# Have : heresy marines (FW) unused. W:£££



## Chaplain-Grimaldus (Aug 4, 2013)

Hey all.



My little bro has given me a bunch of stuff to sell for him and split the cash, he is after an Xbox one so is saving,



He has-



15 mk 3 armour marines

15 mk 4 armour marines

10 Phobos bolter

10 umbra bolter.



They are all unused and pretty much untouched bar one or two clipped off the frame and had flash removed.



They are genuine, unfortunately I have no way to prove that as he says he "may" have one or two of the bags they came in but they are at home, he is at Uni!



However, check my feedback and my eBay feedback I can link you, I have neither the knowledge nor time to recast stuff and you can see I have never sold any FW in the past!

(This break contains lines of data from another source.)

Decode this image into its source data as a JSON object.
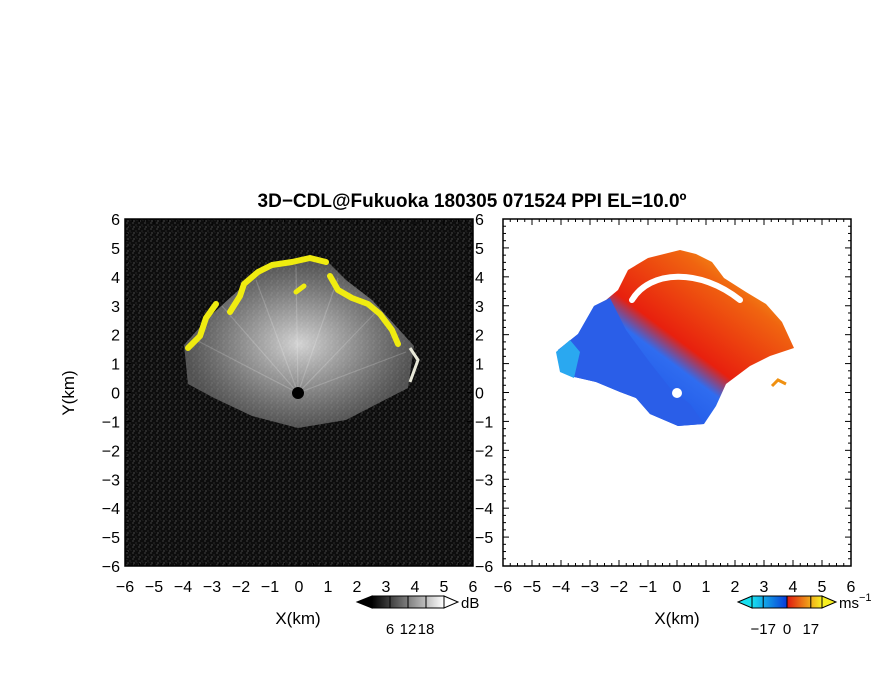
{
  "title": "3D−CDL@Fukuoka 180305 071524 PPI EL=10.0º",
  "chart_data": [
    {
      "panel": "reflectivity",
      "type": "heatmap",
      "xlabel": "X(km)",
      "ylabel": "Y(km)",
      "xlim": [
        -6,
        6
      ],
      "ylim": [
        -6,
        6
      ],
      "xticks": [
        "−6",
        "−5",
        "−4",
        "−3",
        "−2",
        "−1",
        "0",
        "1",
        "2",
        "3",
        "4",
        "5",
        "6"
      ],
      "yticks": [
        "6",
        "5",
        "4",
        "3",
        "2",
        "1",
        "0",
        "−1",
        "−2",
        "−3",
        "−4",
        "−5",
        "−6"
      ],
      "background": "#101010",
      "colorbar": {
        "unit": "dB",
        "ticks": [
          "6",
          "12",
          "18"
        ],
        "range": [
          0,
          24
        ],
        "colors": [
          "#000000",
          "#ffffff"
        ]
      },
      "echo_boundary_color": "#f0ec10",
      "radar_center": [
        0,
        0
      ]
    },
    {
      "panel": "doppler_velocity",
      "type": "heatmap",
      "xlabel": "X(km)",
      "xlim": [
        -6,
        6
      ],
      "ylim": [
        -6,
        6
      ],
      "xticks": [
        "−6",
        "−5",
        "−4",
        "−3",
        "−2",
        "−1",
        "0",
        "1",
        "2",
        "3",
        "4",
        "5",
        "6"
      ],
      "yticks": [
        "6",
        "5",
        "4",
        "3",
        "2",
        "1",
        "0",
        "−1",
        "−2",
        "−3",
        "−4",
        "−5",
        "−6"
      ],
      "background": "#ffffff",
      "colorbar": {
        "unit": "ms",
        "unit_exponent": "−1",
        "ticks": [
          "−17",
          "0",
          "17"
        ],
        "range": [
          -25,
          25
        ],
        "colors": [
          "#18e0f0",
          "#0a3ad8",
          "#e01810",
          "#f8f020"
        ]
      },
      "radar_center": [
        0,
        0
      ]
    }
  ]
}
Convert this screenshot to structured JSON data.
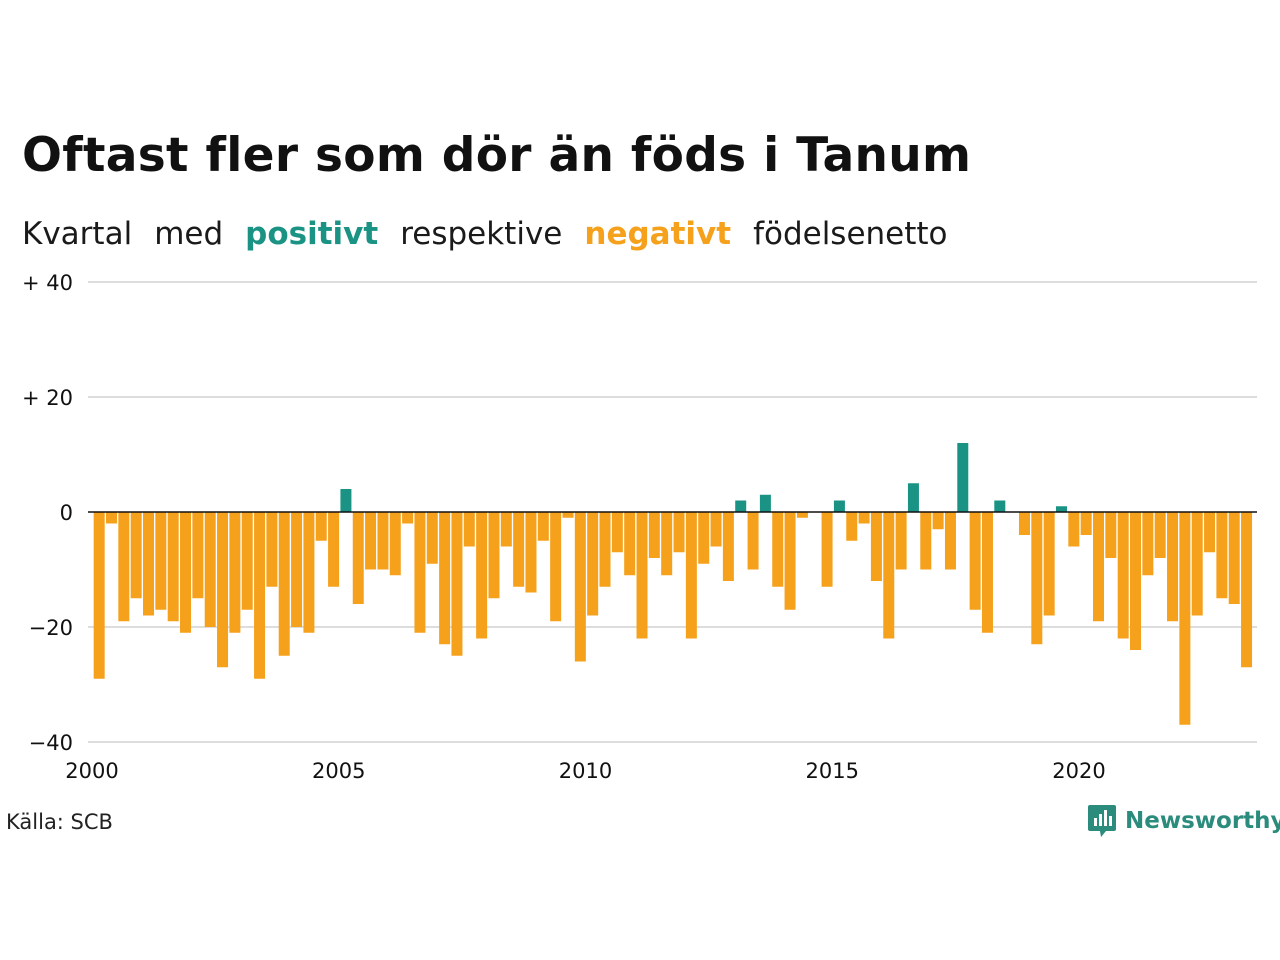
{
  "title": "Oftast fler som dör än föds i Tanum",
  "subtitle": {
    "w1": "Kvartal",
    "w2": "med",
    "positive": "positivt",
    "w3": "respektive",
    "negative": "negativt",
    "w4": "födelsenetto"
  },
  "source": "Källa: SCB",
  "brand": "Newsworthy",
  "colors": {
    "positive": "#1a9385",
    "negative": "#f5a11c",
    "grid": "#dddddd",
    "baseline": "#111111",
    "brand": "#2b8c7e"
  },
  "chart_data": {
    "type": "bar",
    "xlim": [
      2000,
      2023.75
    ],
    "ylim": [
      -40,
      40
    ],
    "yticks": [
      {
        "value": 40,
        "label": "+ 40"
      },
      {
        "value": 20,
        "label": "+ 20"
      },
      {
        "value": 0,
        "label": "0"
      },
      {
        "value": -20,
        "label": "−20"
      },
      {
        "value": -40,
        "label": "−40"
      }
    ],
    "xticks": [
      {
        "value": 2000,
        "label": "2000"
      },
      {
        "value": 2005,
        "label": "2005"
      },
      {
        "value": 2010,
        "label": "2010"
      },
      {
        "value": 2015,
        "label": "2015"
      },
      {
        "value": 2020,
        "label": "2020"
      }
    ],
    "x": [
      "2000 Q1",
      "2000 Q2",
      "2000 Q3",
      "2000 Q4",
      "2001 Q1",
      "2001 Q2",
      "2001 Q3",
      "2001 Q4",
      "2002 Q1",
      "2002 Q2",
      "2002 Q3",
      "2002 Q4",
      "2003 Q1",
      "2003 Q2",
      "2003 Q3",
      "2003 Q4",
      "2004 Q1",
      "2004 Q2",
      "2004 Q3",
      "2004 Q4",
      "2005 Q1",
      "2005 Q2",
      "2005 Q3",
      "2005 Q4",
      "2006 Q1",
      "2006 Q2",
      "2006 Q3",
      "2006 Q4",
      "2007 Q1",
      "2007 Q2",
      "2007 Q3",
      "2007 Q4",
      "2008 Q1",
      "2008 Q2",
      "2008 Q3",
      "2008 Q4",
      "2009 Q1",
      "2009 Q2",
      "2009 Q3",
      "2009 Q4",
      "2010 Q1",
      "2010 Q2",
      "2010 Q3",
      "2010 Q4",
      "2011 Q1",
      "2011 Q2",
      "2011 Q3",
      "2011 Q4",
      "2012 Q1",
      "2012 Q2",
      "2012 Q3",
      "2012 Q4",
      "2013 Q1",
      "2013 Q2",
      "2013 Q3",
      "2013 Q4",
      "2014 Q1",
      "2014 Q2",
      "2014 Q3",
      "2014 Q4",
      "2015 Q1",
      "2015 Q2",
      "2015 Q3",
      "2015 Q4",
      "2016 Q1",
      "2016 Q2",
      "2016 Q3",
      "2016 Q4",
      "2017 Q1",
      "2017 Q2",
      "2017 Q3",
      "2017 Q4",
      "2018 Q1",
      "2018 Q2",
      "2018 Q3",
      "2018 Q4",
      "2019 Q1",
      "2019 Q2",
      "2019 Q3",
      "2019 Q4",
      "2020 Q1",
      "2020 Q2",
      "2020 Q3",
      "2020 Q4",
      "2021 Q1",
      "2021 Q2",
      "2021 Q3",
      "2021 Q4",
      "2022 Q1",
      "2022 Q2",
      "2022 Q3",
      "2022 Q4",
      "2023 Q1",
      "2023 Q2",
      "2023 Q3"
    ],
    "values": [
      -29,
      -2,
      -19,
      -15,
      -18,
      -17,
      -19,
      -21,
      -15,
      -20,
      -27,
      -21,
      -17,
      -29,
      -13,
      -25,
      -20,
      -21,
      -5,
      -13,
      4,
      -16,
      -10,
      -10,
      -11,
      -2,
      -21,
      -9,
      -23,
      -25,
      -6,
      -22,
      -15,
      -6,
      -13,
      -14,
      -5,
      -19,
      -1,
      -26,
      -18,
      -13,
      -7,
      -11,
      -22,
      -8,
      -11,
      -7,
      -22,
      -9,
      -6,
      -12,
      2,
      -10,
      3,
      -13,
      -17,
      -1,
      0,
      -13,
      2,
      -5,
      -2,
      -12,
      -22,
      -10,
      5,
      -10,
      -3,
      -10,
      12,
      -17,
      -21,
      2,
      0,
      -4,
      -23,
      -18,
      1,
      -6,
      -4,
      -19,
      -8,
      -22,
      -24,
      -11,
      -8,
      -19,
      -37,
      -18,
      -7,
      -15,
      -16,
      -27,
      0
    ]
  }
}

Make me offers, I will post oversea but shipping will be recorded and cost more. I am looking in the region of at least 2/3 RRP whatever that is.



Mike


----------



## Deus Mortis (Jun 20, 2009)

Hey man, do you have any pictures of said models, just so I can have a look?

And a link to your eBay would be appreciated


----------



## bitsandkits (Mar 18, 2008)

are they the standard mk3 and 4 or the legion versions?


----------



## Chaplain-Grimaldus (Aug 4, 2013)

I can get pics as soon as I see him. May be next week though, I will pm you my eBay tonight after work Mortis.

They are the standard variant not legion


----------



## Chaplain-Grimaldus (Aug 4, 2013)

Sorry guys. ALL SOLD.(pending payment. If he does not pay I will bump and post it)


----------